Presidente da Alerj afirma que processo de impeachment de Witzel vai continuar

Em entrevista nesta quarta-feira (01) à CBN, o presidente da Alerj, André Ceciliano, afirmou que o processo de impeachment do governador Wilson Witzel não será interrompido por conta da decisão do STJ de não compartilhar informações com a Alerj. De acordo com Ceciliano, a denúncia não está baseada exclusivamente no inquérito do STJ. E Witzel já conhece o teor das acusações que pesam contra ele naquele tribunal.

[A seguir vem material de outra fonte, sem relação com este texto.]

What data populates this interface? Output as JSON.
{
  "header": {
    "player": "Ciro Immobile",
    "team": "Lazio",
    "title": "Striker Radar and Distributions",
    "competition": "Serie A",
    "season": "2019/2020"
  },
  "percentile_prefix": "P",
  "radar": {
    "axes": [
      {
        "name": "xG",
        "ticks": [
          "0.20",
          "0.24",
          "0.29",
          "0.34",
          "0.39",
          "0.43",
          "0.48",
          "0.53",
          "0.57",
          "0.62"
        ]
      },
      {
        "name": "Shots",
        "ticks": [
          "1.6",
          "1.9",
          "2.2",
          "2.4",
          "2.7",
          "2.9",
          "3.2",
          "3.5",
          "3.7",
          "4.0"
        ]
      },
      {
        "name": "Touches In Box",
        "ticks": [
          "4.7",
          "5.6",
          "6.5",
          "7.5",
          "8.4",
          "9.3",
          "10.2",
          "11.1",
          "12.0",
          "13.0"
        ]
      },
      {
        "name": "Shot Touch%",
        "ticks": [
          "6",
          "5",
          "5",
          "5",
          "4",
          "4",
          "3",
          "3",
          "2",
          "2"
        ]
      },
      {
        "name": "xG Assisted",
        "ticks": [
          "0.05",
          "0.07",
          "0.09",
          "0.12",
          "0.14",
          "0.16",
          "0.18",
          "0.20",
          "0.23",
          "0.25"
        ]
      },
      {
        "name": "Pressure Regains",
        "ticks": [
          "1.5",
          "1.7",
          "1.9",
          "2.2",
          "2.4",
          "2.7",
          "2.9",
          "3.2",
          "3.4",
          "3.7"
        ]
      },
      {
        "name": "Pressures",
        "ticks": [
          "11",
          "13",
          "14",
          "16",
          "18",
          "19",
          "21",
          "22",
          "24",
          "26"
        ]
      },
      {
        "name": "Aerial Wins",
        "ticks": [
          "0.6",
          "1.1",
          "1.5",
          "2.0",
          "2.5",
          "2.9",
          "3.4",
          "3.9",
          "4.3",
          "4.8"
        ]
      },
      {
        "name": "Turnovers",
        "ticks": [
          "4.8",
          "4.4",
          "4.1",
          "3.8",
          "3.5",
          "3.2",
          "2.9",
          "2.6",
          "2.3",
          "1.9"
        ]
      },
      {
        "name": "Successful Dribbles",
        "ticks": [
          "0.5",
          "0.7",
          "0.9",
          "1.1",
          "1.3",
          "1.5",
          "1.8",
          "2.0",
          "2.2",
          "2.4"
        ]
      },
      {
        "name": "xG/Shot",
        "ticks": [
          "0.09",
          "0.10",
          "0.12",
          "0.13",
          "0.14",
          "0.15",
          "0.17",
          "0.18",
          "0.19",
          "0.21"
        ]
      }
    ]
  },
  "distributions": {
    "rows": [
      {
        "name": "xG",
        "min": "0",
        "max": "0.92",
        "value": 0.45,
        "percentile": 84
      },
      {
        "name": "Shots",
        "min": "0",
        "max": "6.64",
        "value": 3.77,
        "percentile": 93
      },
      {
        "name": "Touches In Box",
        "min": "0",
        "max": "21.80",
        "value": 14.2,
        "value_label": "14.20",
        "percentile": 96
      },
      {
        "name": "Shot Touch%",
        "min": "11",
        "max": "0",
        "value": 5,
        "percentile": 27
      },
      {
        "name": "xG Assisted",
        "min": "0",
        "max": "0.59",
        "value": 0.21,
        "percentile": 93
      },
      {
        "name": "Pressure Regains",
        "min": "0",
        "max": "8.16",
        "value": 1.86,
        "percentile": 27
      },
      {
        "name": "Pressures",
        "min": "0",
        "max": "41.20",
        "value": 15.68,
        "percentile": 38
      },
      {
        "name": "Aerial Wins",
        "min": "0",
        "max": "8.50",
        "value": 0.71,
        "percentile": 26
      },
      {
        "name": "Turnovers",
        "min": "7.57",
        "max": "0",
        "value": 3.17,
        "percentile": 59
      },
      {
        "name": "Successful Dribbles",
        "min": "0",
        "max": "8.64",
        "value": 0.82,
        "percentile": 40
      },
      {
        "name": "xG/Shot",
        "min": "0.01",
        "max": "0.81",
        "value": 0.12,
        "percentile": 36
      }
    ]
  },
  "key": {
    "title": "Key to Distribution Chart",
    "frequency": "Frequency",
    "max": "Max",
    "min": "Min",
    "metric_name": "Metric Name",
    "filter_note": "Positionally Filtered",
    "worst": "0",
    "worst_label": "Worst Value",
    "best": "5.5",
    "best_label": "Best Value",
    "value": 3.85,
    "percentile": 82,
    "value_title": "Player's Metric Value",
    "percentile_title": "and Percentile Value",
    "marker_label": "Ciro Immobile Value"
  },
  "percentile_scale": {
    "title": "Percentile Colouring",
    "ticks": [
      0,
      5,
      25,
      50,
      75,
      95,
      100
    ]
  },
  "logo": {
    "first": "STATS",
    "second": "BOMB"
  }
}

– A denúncia não está baseada somente na busca e apreensão autorizada pelo STJ, nas ações do STJ. Tem outros elementos. A gente sabe que ele assinou documentos contra pareceres da PGE. Não estou fazendo juízo de valor. É bom lembrar também que os advogados do governador já apresentaram defesa no STJ. Então, ele conhece o que está lá. Portanto, o processo de impeachment vai continuar– afirmou Ceciliano, enfatizando que Witzel terá amplo direito de defesa.

O presidente da Alerj disse ainda que Lei 1079, que regulamenta o impeachment, estabelece em seu artigo 76 que a denúncia pode ser apresentada com as provas ou pode-se indicar onde se encontram os elementos comprobatórios.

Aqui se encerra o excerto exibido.